China has overtaken France and Italy to become the world's biggest consumer of red wine, a new study has found.
Last year, the country, including the Hong Kong hub, drank 1.865 billion bottles of red wine, or 155 million nine-litre cases, according to wine and spirits trade association VINEXPO.
France came in second with nearly 150 million cases, while Italy slipped to third place, with 140 million cases. Overall consumption rose 2.8 per cent in China, but saw a steep decline in France, down 18 per cent, and Italy, down 5.8 per cent, between 2007 and 2013.
However, on a per capita basis, wine consumption in China remains far lower than the other two. Chinese consumers drank 1.5 litres per person in 2013, far less than average in France, the study showed.
The study was commissioned by VINEXPO, a Bordeaux-based wine trade association, and conducted by the International Wine & Spirit Research, an independent research firm.
Chinese consumption of red wine has rocketed 136 per cent over the past six years, as wealthier shoppers continue to pour money into luxury items. The increase was also partly driven by cultural preference for red wine over white, the study said.
In China, red symbolises good fortune, wealth and power, while white is often associated with death, making it an obvious choice for business meetings.

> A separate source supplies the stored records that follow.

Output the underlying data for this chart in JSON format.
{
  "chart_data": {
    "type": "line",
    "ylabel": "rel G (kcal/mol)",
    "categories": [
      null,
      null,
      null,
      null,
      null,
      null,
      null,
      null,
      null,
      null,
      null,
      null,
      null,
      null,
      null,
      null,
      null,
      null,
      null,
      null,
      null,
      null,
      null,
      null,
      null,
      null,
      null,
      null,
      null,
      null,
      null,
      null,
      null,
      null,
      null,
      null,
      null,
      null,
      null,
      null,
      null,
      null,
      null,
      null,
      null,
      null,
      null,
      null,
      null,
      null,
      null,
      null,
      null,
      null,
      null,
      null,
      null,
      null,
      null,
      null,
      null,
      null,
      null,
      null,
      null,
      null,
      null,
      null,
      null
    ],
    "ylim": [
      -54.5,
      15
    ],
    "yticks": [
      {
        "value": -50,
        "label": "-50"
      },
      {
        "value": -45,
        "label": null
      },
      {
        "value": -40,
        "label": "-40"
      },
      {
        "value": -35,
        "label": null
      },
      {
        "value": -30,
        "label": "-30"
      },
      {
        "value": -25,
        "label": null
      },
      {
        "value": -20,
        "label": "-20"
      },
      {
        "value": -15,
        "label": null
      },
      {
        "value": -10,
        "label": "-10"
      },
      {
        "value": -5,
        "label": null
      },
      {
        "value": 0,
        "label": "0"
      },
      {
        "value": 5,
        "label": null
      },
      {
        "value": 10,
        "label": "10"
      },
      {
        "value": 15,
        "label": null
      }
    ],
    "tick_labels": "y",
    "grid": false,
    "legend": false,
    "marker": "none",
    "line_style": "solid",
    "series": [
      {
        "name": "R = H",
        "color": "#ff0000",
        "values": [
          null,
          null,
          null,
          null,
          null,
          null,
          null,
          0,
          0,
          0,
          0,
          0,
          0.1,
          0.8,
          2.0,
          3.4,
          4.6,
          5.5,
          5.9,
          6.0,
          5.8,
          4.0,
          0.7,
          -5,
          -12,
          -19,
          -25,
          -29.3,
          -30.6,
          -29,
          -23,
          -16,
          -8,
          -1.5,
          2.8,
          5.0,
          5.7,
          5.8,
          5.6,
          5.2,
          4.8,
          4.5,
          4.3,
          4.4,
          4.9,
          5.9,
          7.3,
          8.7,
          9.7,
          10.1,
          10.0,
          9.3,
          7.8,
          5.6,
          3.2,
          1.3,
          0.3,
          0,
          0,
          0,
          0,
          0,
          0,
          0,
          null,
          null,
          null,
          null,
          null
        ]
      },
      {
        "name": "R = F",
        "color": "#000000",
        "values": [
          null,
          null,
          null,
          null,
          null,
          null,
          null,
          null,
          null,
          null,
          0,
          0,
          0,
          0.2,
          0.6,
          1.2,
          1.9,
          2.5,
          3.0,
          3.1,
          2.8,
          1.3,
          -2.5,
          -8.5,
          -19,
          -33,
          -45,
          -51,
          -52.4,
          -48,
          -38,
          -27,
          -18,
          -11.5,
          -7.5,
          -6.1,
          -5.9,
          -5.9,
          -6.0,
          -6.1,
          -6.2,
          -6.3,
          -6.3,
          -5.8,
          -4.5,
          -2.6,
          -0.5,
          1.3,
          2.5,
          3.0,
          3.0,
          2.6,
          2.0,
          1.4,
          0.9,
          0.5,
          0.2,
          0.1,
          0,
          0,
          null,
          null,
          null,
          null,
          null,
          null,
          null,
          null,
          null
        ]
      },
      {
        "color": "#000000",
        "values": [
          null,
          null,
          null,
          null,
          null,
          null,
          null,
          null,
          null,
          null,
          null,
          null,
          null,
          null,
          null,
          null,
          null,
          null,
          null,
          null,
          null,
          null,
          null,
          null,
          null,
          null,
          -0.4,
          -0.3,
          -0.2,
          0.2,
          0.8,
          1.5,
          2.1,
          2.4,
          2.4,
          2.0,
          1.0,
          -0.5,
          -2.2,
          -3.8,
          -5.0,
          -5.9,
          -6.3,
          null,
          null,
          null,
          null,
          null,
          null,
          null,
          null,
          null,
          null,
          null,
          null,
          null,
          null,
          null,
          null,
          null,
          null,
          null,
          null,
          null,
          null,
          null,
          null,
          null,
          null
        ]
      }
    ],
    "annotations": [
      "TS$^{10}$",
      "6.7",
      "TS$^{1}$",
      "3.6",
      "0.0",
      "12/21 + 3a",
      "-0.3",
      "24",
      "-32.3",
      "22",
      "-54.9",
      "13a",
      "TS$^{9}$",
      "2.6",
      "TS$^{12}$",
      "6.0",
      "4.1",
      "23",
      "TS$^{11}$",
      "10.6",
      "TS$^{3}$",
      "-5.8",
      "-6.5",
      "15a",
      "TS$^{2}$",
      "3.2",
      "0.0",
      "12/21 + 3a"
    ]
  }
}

VINEXPO new chief executive Guillaume Deglise told The Independent: "Red is a symbol of wealth and power, and it's also linked to good health, the Chinese like that."
More than 80 per cent of the wines consumed in China are made in the country, but imported wines are rapidly gaining market share. Imports have risen 7 per cent over the last six years accounting for 18.8 per cent of all wine consumed in China.
Overall, the US remains the biggest consumer of wine of all types, including white and sparkling wine, with consumption expected to hit 385 million cases by 2017.